Among those waiting for news is Hazem Dakel, originally from Idlib and now in Sweden. His uncle Najeeb was arrested in 2012 and later confirmed by the family as having been killed. His brother Amer was detained the following year. Former inmates of the terrifying Saydnaya prison near Damascus said Amer disappeared in mid-April 2015 after being tortured there. But the regime has never acknowledged his death.
“Knowing that people can now speak out, they are naming people, and I got exact details of what happened in prison, the torture, who tortured him, who interrogated him,” Dakel told Fatshimetrie of his brother.
“I want this new country of Syria to rise again so that we can hold them accountable before the law and the courts.”
Amid the celebrations in Idlib after Assad’s fall, he said, there was also mourning. “They are mourning their children. Yes, the regime fell after resistance and struggle, but there was sadness – like, where are our children?”
“Justice is coming, and our right will not be erased, no matter how long it takes,” Dakel wrote on Facebook. The family is now “certain” that Amer died under torture in Saydnaya, he said.
Human rights groups have begun visiting the many prisons and detention centers across Syria where those considered to be critics of the regime were held. An Amnesty International team inspected the former regime’s security branches around Damascus this week.

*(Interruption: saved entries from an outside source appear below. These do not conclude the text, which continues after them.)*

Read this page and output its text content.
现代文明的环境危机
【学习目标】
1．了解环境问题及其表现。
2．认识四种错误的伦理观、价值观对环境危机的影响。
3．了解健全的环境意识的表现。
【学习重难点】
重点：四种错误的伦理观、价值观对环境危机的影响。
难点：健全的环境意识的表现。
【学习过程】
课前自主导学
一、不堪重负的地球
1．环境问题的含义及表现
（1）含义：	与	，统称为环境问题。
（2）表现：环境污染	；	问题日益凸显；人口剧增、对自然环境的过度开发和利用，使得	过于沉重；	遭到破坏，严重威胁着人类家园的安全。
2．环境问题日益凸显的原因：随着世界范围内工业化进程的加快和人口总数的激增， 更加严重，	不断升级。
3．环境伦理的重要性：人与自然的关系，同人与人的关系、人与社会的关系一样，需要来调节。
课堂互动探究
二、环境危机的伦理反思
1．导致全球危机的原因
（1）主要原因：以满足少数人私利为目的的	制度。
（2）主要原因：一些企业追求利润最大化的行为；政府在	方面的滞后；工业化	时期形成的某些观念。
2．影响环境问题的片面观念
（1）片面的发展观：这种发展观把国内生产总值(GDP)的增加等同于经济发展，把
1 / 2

Mazjoub also published photographs of torture instruments left behind.
“Nothing could prepare us for what we saw,” said team member Aya Mazjoub.. In a series of posts on X, she described “underground labyrinths (that) are literally hell on Earth. They were overcrowded, infested with cockroaches and other insects, lacked ventilation. They always smelled of blood and death.”
“This is the ‘bisat ar-reeh,’ a notorious torture device where detainees were tied to a wooden board that was bent until their backs cracked,” she wrote.
“This is the ‘doulab.’ Detainees were stuffed into the tire and beaten, usually on the soles of their feet.”
Identifying the bodies found will require a legion of forensic scientists. “Many are unrecognizable, mutilated by years of torture and starvation,” Mazjoub said.
Desperate relatives have taken to social media to share details of missing sons, brothers, fathers and sisters.
In a video posted on X, Lama Saud said her brother Abdullah was detained in 2012. Regime records had recorded his death in 2014, but she said she still had hope that he was alive. “There are many detainees whose families were informed of their deaths but who later turned out to be alive,” she said.
Mahmoud Al Shahabi, a Syrian exile, told Fatshimetrie that he has been waiting for news of his brothers Hikmat and Amir for 12 years.
“We hope to find them, my situation is similar to that of hundreds of thousands of Syrian families who are waiting for news of their loved ones, and we will not lose hope until now.”
So far, he has found no trace.
Al Shahabi also asked on Facebook where the CCTV footage from the regime’s security branches had gone, why some documents had been destroyed, and why human rights groups had not done more to protect the documents.
Preserving all remaining evidence in prisons and around possible burial sites is essential to documenting what happened and identifying those responsible.
But following this trail of evidence is also a race against time. Several human rights groups issued a joint appeal last week, saying: “The true toll will only be known after mass graves and documents are discovered.”
Fatshimetrie will continue to follow this story and give voice to the voices demanding justice for Syria’s forgotten victims.